BALTIMORE (AP) _ With the push of a pressman’s button, The Evening Sun, the scrappy, irreverent newspaper where H.L. Mencken plied his trade, closed after 85 years Friday with a Baltimorese flourish: ``GOOD NIGHT, HON.″

Pressman Frank Novotny stopped the clattering of the presses shortly after noon. ``Goodnight, Evening Sun,″ said Novotny, 62, who retired with the paper he printed for 44 years.

Under a dozen black balloons, newsroom staffers turned out the last edition of Baltimore’s only afternoon paper.
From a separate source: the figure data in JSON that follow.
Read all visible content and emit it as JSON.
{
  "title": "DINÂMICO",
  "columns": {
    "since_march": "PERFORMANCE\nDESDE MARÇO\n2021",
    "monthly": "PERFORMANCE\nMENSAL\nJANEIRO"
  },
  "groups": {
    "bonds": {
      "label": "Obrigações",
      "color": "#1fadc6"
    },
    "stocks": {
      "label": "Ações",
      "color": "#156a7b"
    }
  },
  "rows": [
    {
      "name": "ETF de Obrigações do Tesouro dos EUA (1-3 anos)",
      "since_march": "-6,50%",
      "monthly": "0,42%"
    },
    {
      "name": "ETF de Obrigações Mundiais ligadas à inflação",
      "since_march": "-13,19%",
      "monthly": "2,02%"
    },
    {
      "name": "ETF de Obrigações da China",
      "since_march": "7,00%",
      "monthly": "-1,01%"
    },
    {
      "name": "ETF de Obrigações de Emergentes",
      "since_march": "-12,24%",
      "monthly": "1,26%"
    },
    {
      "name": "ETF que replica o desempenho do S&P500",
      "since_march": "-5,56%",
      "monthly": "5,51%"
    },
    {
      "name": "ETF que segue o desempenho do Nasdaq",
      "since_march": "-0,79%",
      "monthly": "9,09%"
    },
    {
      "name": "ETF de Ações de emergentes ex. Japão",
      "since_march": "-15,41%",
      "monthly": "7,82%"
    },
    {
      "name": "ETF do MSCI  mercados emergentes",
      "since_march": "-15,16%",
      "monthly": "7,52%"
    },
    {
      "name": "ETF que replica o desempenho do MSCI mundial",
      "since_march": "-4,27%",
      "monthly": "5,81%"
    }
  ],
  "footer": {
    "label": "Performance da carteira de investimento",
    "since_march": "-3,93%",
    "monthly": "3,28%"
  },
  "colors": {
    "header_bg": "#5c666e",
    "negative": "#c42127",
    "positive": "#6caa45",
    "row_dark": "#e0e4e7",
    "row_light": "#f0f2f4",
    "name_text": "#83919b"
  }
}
``Today is kind of a memorial service,″ said Wiley Hall, an Evening Sun columnist who accepted a buyout offer.

``Thanks for a great 85 years; will you love us in the morning?″ the last edition asked. The headline across the front page was ``GOOD NIGHT HON.″

The shutdown, announced May 30, does not affect The Sun, the morning paper whose circulation has swelled to 264,500 since it was founded in 1837.

The evening paper had watched its circulation slide from a peak of 220,000 in 1960 to 86,000 this year.

Both papers are owned by Times Mirror Co. In 1992, the papers’ staffs merged.

``They closed the wrong damn paper,″ said Bill Burton, a former Evening Sun editor of 37 1/2 years who returned to say goodbye.

The newspapers have offered buyouts to 50 of their 1,765 employees.

The Evening Sun was owned by the A.S. Abell Co. until it was bought by Times Mirror in 1986.

In its early years, the paper forged an iconoclastic style that crystallized from 1910 to 1917, when Mencken wrote in favor of prostitution, alcohol and war and derided commoners as the ``booboisie.″

Among the paper’s alumni are NBC correspondent Gwen Ifill, ``Wall Street Week″ host Louis Rukeyser, ABC ``Wide World of Sports″ anchorman Jim McKay and New York Times political reporter Richard Berke.

On Monday, The Sun will introduce a redesigned, fatter morning paper.